Abstract

Introduction: Implementing emergency medical services (EMS) protocols that incorporate severe stroke screening and direct transport to comprehensive stroke centers (CSCs) has been advocated as a strategy to improve timely stroke care for patients with large vessel occlusion and hemorrhage, but such screening can have important unintended effects on stroke systems of care. Mathematical modeling can estimate the impact of prehospital CSC direct transport protocols, but few models have been evaluated after protocol implementation. Hypothesis: The proportion of patients transported to CSCs versus primary stroke centers (PSCs) in a mathematical model will approximate actual transport rates following implementation of a prehospital CSC direct transport protocol. Methods: A previously reported discrete event data simulation was used to model the proportion of patients with suspected stroke transported directly to CSCs in a large, urban EMS system with 8 CSCs, 24 PSCs, and a single municipal fire-based EMS agency responding to all 9-1-1 calls prior to implementation of a prehospital CSC direct transport protocol in late 2018. Electronic patient care records in which paramedics documented “suspected stroke” were included for analysis. The proportion of patients transported to CSCs versus PSCs in the 3 months (92 days) prior to and following protocol implementation were compared using Fisher’s exact test in Stata 12.1 (College Station, TX).
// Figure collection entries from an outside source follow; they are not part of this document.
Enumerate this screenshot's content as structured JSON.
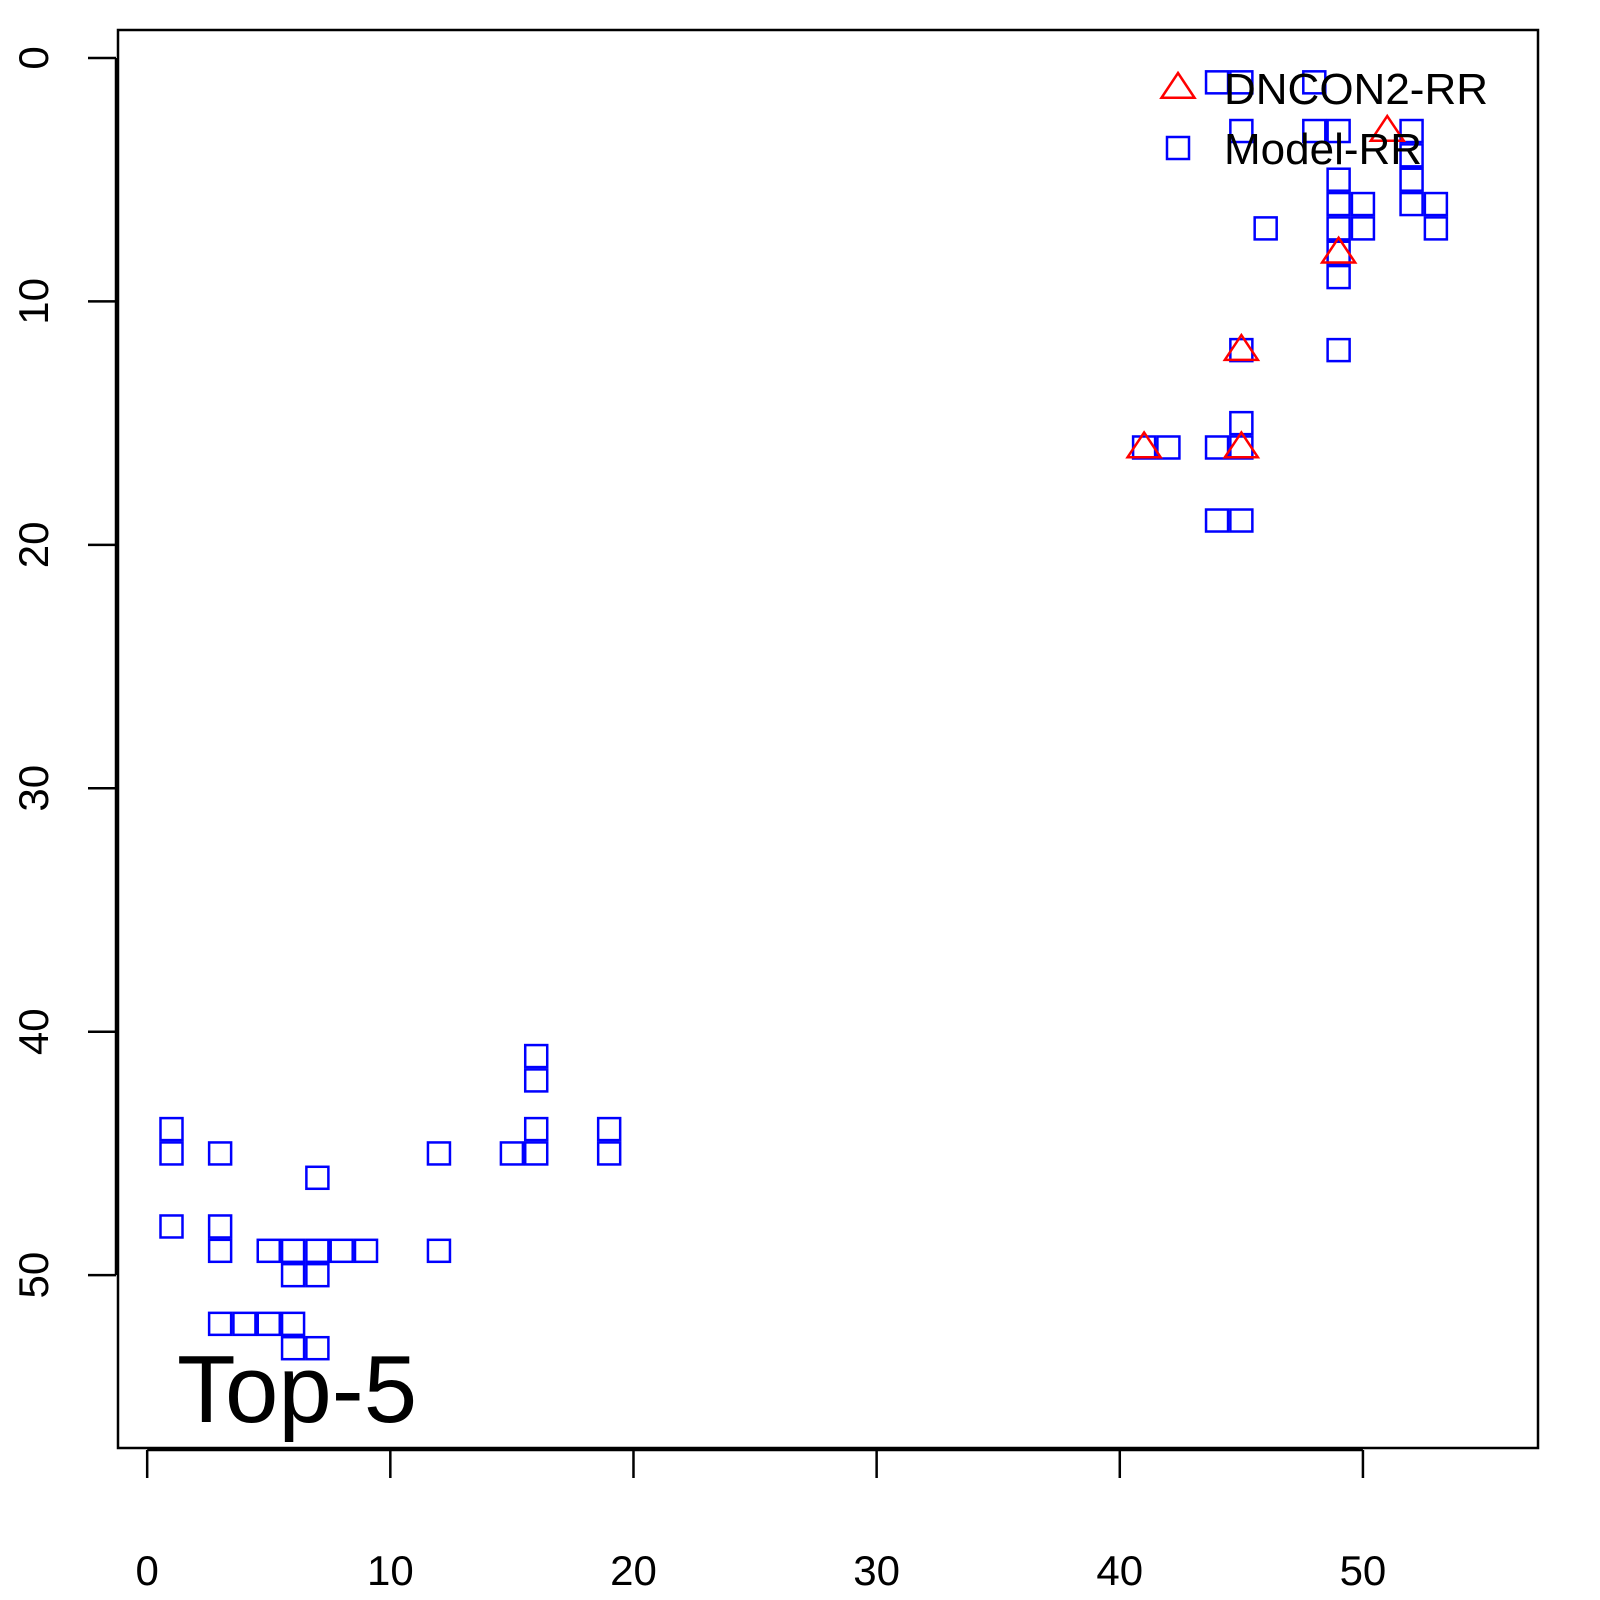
{
  "chart_data": {
    "type": "scatter",
    "annotation": "Top-5",
    "xlim": [
      -1.2,
      57.2
    ],
    "ylim": [
      -1.15,
      57.1
    ],
    "y_reversed": true,
    "xticks": [
      0,
      10,
      20,
      30,
      40,
      50
    ],
    "yticks": [
      0,
      10,
      20,
      30,
      40,
      50
    ],
    "legend": "top-right",
    "series": [
      {
        "name": "DNCON2-RR",
        "color": "#ff0000",
        "marker": "triangle",
        "x": [
          51,
          49,
          45,
          41,
          45
        ],
        "y": [
          3,
          8,
          12,
          16,
          16
        ]
      },
      {
        "name": "Model-RR",
        "color": "#0000ff",
        "marker": "square",
        "x": [
          44,
          45,
          48,
          45,
          48,
          49,
          52,
          52,
          52,
          52,
          49,
          49,
          49,
          49,
          49,
          49,
          50,
          50,
          53,
          53,
          46,
          45,
          41,
          42,
          44,
          45,
          45,
          44,
          45,
          1,
          1,
          1,
          3,
          3,
          3,
          3,
          4,
          5,
          5,
          6,
          6,
          6,
          6,
          7,
          7,
          7,
          7,
          8,
          9,
          12,
          12,
          15,
          16,
          16,
          16,
          16,
          19,
          19
        ],
        "y": [
          1,
          1,
          1,
          3,
          3,
          3,
          3,
          4,
          5,
          6,
          5,
          6,
          7,
          8,
          9,
          12,
          6,
          7,
          6,
          7,
          7,
          12,
          16,
          16,
          16,
          16,
          15,
          19,
          19,
          44,
          45,
          48,
          45,
          48,
          49,
          52,
          52,
          49,
          52,
          49,
          50,
          52,
          53,
          46,
          49,
          50,
          53,
          49,
          49,
          45,
          49,
          45,
          41,
          42,
          44,
          45,
          44,
          45
        ]
      }
    ]
  }
}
Results: The simulation predicted that the proportion of patients transported to CSCs would increase by 8.3% following implementation of a prehospital CSC direct transport protocol. In the 3 months prior to protocol implementation, 247 of 872 (28.3%) suspected stroke patients were transported to CSCs, and 265 of 701 (37.8%) were transported to CSCs in the 3 months following implementation, a difference of 9.5% (p<0.001). The model underestimated the proportion of patients transported to CSCs by 1.2%. Conclusions: A mathematical model simulating the proportion of patients transported to CSCs differed by only 1.2% compared to actual rates after implementation of a prehospital CSC direct transport protocol. Simulation modeling holds promise for estimating system-level effects prior to EMS protocol implementation.